The goal is to provide a useful, practical and detailed reference guide for policymakers, fisheries managers, scientists, researchers, fisheries inspectors and fishers. It seeks to help them better understand and engage with this essential aspect of the sector.

The need for such a guide has been growing in recent years. While some of the region's fishing techniques have hardly changed from their ancestors depicted in ancient Roman mosaics, recent decades have seen major technical advances in many other types of fishing gear. Some are relatively simple in their design, construction, and use, such as passive nets, which are erected as barriers. Others are more complex and require active operation, such as when purse seiners use lights or other devices to attract fish. Two millennia of evolution and specialisation have produced a myriad of different gear types and instruments in use, covering the full spectrum of species and habitats.

Greater understanding of the fishing gear and techniques used across the region will help people involved in fisheries statistics and management to accurately identify and report catches, completing a more precise picture of how fish are being caught and of the efficiency and impacts of different types of gear. These advances will enable more informed management decisions and offer monitoring control and surveillance personnel useful information for identifying fishing gear when overseeing legal fishing operations and investigating potentially illegal practices.

The catalogue will also support regional efforts to develop more efficient, less damaging and more selective techniques contributing to sustainability initiatives in line with the GFCM's strategic objective of strengthening technical measures to enhance productivity and ensure biodiversity conservation.

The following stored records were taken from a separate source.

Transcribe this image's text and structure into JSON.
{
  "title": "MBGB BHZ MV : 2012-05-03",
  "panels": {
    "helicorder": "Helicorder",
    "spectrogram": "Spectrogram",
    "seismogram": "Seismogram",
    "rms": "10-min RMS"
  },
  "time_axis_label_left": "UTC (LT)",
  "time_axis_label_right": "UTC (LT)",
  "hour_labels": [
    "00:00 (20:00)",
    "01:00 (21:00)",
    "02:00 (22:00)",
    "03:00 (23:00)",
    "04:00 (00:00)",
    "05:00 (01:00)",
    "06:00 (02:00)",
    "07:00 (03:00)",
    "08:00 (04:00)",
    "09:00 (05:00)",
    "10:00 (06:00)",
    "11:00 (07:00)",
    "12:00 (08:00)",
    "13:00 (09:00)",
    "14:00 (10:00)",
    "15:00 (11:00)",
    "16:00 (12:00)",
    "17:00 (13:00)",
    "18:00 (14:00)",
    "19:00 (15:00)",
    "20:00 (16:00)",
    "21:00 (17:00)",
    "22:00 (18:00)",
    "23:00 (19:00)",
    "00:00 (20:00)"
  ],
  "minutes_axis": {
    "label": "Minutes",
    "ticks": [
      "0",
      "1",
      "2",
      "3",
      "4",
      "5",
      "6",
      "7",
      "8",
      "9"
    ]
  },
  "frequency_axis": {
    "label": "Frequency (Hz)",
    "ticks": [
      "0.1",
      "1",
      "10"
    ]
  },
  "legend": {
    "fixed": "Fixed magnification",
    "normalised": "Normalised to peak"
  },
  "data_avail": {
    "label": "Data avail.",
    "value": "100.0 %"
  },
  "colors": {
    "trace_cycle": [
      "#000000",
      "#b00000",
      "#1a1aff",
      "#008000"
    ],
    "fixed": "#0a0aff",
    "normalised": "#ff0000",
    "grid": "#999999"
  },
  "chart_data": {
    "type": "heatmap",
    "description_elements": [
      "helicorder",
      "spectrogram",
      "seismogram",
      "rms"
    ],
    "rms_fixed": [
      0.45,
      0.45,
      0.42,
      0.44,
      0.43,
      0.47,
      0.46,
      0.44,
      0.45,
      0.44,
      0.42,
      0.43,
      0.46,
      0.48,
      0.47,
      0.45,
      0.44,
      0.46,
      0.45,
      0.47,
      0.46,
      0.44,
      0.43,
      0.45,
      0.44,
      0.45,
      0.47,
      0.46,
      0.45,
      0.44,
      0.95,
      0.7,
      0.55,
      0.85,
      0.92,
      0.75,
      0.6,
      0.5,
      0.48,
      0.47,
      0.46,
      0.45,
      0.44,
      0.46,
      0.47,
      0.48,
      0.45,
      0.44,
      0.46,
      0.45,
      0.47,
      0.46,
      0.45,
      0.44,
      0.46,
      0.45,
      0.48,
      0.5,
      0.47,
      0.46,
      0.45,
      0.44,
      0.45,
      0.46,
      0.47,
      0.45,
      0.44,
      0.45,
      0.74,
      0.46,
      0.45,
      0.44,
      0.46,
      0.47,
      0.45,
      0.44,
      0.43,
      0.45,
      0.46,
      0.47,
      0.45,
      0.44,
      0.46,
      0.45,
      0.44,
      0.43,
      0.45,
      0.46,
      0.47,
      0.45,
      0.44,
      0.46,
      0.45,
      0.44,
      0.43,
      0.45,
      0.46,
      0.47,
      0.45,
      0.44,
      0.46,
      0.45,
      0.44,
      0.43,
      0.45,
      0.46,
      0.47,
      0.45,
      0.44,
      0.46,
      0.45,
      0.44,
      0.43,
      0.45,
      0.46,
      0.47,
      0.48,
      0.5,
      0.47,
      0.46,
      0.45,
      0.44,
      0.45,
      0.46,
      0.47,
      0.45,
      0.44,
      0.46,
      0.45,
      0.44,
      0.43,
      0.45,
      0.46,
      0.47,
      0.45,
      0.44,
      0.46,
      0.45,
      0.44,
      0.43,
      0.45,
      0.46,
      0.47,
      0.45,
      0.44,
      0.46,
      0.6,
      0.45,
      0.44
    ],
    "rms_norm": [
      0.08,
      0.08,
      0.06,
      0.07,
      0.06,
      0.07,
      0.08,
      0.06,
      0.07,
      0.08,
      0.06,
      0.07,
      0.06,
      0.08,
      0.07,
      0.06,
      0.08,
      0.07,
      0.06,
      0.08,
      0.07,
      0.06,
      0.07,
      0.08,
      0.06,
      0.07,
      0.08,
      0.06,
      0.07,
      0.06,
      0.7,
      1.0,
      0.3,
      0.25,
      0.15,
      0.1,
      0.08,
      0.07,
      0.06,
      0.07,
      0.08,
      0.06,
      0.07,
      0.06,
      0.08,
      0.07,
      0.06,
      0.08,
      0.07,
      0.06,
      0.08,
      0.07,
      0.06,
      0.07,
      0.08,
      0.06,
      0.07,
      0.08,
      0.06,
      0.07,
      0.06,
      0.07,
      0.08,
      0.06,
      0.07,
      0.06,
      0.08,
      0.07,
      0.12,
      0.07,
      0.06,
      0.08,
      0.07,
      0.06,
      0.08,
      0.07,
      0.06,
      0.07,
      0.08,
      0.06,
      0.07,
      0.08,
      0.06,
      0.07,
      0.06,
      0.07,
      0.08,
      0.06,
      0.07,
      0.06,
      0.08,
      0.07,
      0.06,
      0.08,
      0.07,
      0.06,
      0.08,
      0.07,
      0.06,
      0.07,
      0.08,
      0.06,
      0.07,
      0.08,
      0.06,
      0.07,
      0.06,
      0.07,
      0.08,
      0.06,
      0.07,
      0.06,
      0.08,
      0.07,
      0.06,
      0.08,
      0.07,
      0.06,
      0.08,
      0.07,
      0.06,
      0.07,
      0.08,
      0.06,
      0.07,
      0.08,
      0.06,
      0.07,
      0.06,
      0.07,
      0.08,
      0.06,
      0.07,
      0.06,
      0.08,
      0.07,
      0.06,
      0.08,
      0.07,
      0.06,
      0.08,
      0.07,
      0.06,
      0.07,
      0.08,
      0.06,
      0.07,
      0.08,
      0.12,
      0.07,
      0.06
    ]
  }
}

More specifically, the details provided by the catalogue will help fisheries stakeholders address the sustainability priorities of mitigating the incidental catch of vulnerable species and the adverse impact of fisheries on juvenile fish and discards, decarbonising the fleet through more energy-efficient gear, developing innovative gear to remove marine litter, and reducing lost, abandoned or otherwise discarded gear.

"As a university professor, this knowledge will empower me to make informed decisions, enhance fisheries management strategies, and contribute to the sustainable use of our fisheries resources," said Gökhan Gökçe, a fisheries expert at the Çukurova University, Türkiye.